Beaked Hazel (Corylus cornuta) – Food and Cover for Wildlife

Beaked Hazel (Corylus cornuta) – Food and Cover for Wildlife

Beaked hazel (Corylus cornuta) is an excellent source of food for wildlife. This shrubby, deciduous plant provides browse for deer and moose in the form of twigs, leaves and buds, and for many species of wildlife (and humans!) in the form of hazelnuts. The edible nuts are a great source of fat, fiber, and protein. The plants also provide great habitat for animals in the form of shelter – turkey, grouse, pheasants, and woodpeckers all utilize beaked hazelnut for both food and shelter.

This plant tends to be shorter than 15 feet, and prefers dry woodlands and forest edges. It can grow on the edges of wet areas, but prefers rich, well-drained soils. The roots of beaked hazel send up lateral plants, which compete with other plants in the area for light and moisture. These roots also help to reduce erosion, so beaked hazel is a great plant for both landscaping purposes and as a wildlife attractant!

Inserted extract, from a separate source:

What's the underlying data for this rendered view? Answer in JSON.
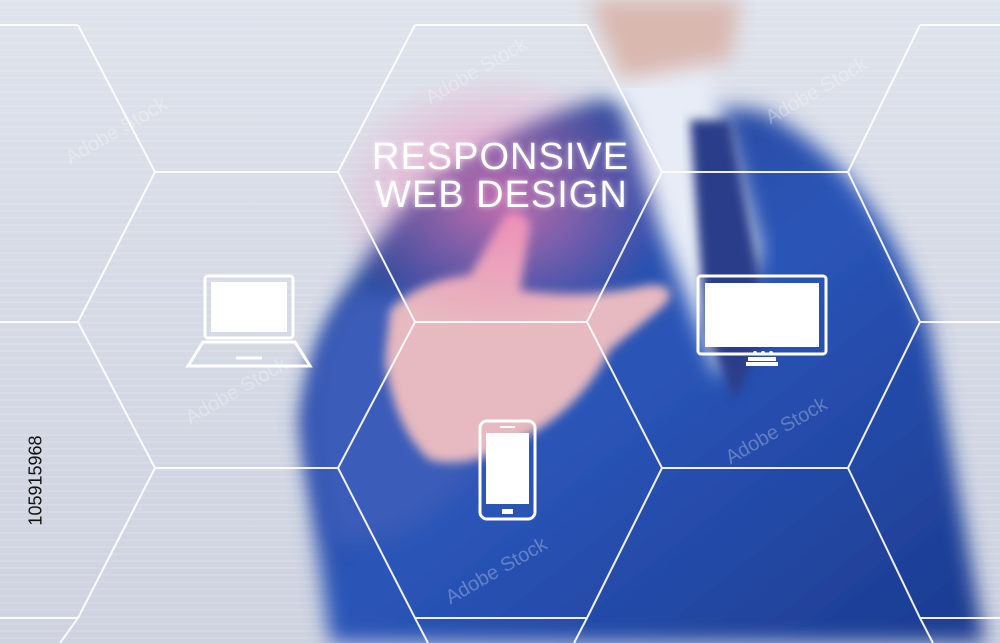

You can find the nuts in late summer, but at this point they will still be green (but edible). The nuts are normally found in clusters of three, and each nut is surrounded by a shell. When left to mature, the nuts will turn brown.  They need to be cracked open out of their shells in order to be eaten – humans can use nut crackers or similar tools, but wildlife must work their way through the shells on their own. Wild hazelnuts can be collected and used in many recipes, including roasted hazelnuts, various types of stuffing with hazelnuts, various recipes with wild rice and hazelnuts (Minnesota classics, to be sure!) , wild nut soup, and more.